While certain changes in the body that are caused by Alzheimer’s disease cannot go unnoticed, only less than half of people with Alzheimer’s are aware of their diagnosis. The main reason is that physicians and caregivers decide not to disclose the diagnosis to their elderly relatives, as many believe that it might frustrate and frighten them. In general, it is important to make a diagnosis like this the earliest, as this might even improve their quality of life.
It is crucial to provide proper care to patients with Alzheimer’s. Usually, relatives choose to stay with their elderly family members and care for them. This results in billions of hours of voluntary unpaid care (17.9 billion hours in 2014), which is not only an extreme financial burden on caregivers, but also an economic one on the national level. It has been calculated that families with at least one member diagnosed with Alzheimer’s spend three times as much on medical care as families where nobody has the disease. Apart from unpaid care and expenses on medical services and products, such people suffer from emotional stress and in some cases develop depression. In the broader context, this year’s economic loss due to Alzheimer’s and other dementias in the US has reached $226 billion (these are mainly Medicare costs, and individual expenses are not included). The sum is expected to grow four times by 2050.

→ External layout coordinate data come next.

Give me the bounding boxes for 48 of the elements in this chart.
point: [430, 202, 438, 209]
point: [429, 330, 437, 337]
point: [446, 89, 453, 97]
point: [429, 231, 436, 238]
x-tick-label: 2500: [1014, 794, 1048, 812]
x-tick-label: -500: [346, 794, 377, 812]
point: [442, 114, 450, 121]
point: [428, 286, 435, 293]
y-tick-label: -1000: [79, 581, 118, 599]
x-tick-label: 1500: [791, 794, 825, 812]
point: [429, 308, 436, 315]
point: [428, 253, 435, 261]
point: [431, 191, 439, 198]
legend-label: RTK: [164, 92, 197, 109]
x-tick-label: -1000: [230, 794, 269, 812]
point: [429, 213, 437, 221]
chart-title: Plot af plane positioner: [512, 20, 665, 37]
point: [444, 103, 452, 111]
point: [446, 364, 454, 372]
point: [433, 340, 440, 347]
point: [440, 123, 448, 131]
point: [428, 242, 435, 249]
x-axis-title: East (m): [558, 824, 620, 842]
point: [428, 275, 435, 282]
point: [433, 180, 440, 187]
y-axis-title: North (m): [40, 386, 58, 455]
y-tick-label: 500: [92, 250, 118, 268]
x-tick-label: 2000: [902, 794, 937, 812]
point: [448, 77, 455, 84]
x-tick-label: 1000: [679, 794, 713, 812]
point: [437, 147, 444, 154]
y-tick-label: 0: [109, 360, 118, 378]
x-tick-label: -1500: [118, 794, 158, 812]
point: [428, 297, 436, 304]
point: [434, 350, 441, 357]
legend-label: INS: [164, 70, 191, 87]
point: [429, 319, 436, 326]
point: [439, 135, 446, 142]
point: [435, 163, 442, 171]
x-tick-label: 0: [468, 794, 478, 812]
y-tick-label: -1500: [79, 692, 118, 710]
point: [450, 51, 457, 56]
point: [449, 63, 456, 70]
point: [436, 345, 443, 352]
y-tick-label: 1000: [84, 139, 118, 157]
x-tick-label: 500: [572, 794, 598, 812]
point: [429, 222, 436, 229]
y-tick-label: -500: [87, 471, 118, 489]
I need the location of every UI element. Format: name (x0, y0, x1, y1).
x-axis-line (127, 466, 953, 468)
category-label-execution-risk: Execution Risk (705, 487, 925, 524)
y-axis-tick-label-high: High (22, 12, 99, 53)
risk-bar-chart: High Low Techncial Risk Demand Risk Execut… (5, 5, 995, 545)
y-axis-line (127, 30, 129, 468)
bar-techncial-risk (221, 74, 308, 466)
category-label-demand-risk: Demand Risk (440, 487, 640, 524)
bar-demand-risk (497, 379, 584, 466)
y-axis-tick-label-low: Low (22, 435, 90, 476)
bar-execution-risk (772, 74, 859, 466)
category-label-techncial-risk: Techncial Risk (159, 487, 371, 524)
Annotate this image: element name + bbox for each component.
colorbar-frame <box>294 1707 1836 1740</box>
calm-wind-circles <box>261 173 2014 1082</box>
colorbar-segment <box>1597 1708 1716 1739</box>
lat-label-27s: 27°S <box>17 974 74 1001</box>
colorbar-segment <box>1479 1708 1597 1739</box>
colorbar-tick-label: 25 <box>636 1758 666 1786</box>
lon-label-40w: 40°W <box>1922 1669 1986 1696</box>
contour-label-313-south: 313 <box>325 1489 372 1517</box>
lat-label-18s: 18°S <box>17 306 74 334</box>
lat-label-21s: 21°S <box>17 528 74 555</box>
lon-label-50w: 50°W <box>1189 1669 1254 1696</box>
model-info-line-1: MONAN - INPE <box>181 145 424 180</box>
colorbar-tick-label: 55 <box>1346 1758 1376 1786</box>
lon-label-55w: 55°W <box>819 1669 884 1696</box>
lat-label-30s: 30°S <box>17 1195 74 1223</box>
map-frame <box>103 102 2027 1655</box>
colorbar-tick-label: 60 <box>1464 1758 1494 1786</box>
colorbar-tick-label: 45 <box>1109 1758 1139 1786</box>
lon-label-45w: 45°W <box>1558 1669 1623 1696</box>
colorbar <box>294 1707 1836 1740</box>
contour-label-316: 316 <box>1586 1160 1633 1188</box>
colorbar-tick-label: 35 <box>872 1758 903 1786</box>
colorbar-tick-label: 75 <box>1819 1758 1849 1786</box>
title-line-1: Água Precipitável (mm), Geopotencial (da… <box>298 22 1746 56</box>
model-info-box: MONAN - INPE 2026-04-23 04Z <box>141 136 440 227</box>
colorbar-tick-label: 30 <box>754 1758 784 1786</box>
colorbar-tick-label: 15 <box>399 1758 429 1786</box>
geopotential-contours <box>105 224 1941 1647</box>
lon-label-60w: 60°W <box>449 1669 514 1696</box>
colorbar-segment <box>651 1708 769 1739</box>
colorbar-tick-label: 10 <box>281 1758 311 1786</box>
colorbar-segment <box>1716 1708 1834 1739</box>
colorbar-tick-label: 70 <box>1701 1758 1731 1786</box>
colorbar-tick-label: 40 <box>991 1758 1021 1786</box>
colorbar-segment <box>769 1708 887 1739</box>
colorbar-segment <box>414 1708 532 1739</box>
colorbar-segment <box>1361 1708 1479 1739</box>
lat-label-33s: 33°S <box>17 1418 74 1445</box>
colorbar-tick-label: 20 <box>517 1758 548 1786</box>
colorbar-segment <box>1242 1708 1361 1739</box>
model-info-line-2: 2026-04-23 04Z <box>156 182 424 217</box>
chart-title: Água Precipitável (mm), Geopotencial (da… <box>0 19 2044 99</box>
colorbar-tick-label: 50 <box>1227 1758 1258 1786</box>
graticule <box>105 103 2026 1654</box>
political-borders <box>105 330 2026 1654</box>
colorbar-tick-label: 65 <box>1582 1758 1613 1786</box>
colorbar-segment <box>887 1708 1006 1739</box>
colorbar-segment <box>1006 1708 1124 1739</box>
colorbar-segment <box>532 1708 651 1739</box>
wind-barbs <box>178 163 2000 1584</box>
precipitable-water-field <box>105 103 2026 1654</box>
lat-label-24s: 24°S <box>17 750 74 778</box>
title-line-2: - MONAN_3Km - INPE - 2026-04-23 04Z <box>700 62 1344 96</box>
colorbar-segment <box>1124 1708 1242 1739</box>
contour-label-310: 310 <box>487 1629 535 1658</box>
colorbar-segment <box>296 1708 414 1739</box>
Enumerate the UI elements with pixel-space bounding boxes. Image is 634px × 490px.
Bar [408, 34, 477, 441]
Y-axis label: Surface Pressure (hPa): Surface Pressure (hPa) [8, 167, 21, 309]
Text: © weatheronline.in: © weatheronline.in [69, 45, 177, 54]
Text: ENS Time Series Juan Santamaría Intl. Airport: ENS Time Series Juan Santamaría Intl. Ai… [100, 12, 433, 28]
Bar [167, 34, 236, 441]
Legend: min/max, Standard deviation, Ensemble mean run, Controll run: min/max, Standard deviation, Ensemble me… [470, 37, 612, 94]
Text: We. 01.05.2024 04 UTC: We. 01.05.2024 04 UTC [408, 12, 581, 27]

Alzheimer’s is not just a lethal condition of the elderly people, but it is also a cause of significant psychological, social, and economic distress in people who deal with the disease in their family members. With millions of Americans slowly fading away with progressing dementia, hundreds of billions of dollars spent on care for Alzheimer’s patients, and billions of unpaid hours of looking after the ill family members, the disease hurts the country psychologically, socially, and economically. This calls for early diagnosis social programs and medical research aimed at finding a cure.
- Alzheimer’s Association. 2015 ALZHEIMER’S DISEASE FACTS AND FIGURES. Alzheimer’s Association, 2015.
- National Institute of Aging. Understanding Alzheimer’s Disease: What You Need to Know. NIH, 2011.
- Hamdy RC. Alzheimer’s Disease: A Handbook for Caregivers. Mosby, 1998.
- Brill MT. Alzheimer’s Disease. Marshall cavendish, 2005.
- Newport MT. Alzheimer’s Disease: What If There Was a Cure? Basic Health Publications, Incorporated, 2013
- Nowotny P, Kwon JM, Goate AM. “Alzheimer’s Disease.” Encyclopedia of Life Sciences. Nature Publishing Group, 2001.
- Williams JW et al. Preventing Alzheimer’s Disease and Cognitive Decline. Agency for Healthcare Research and Quality, 2010.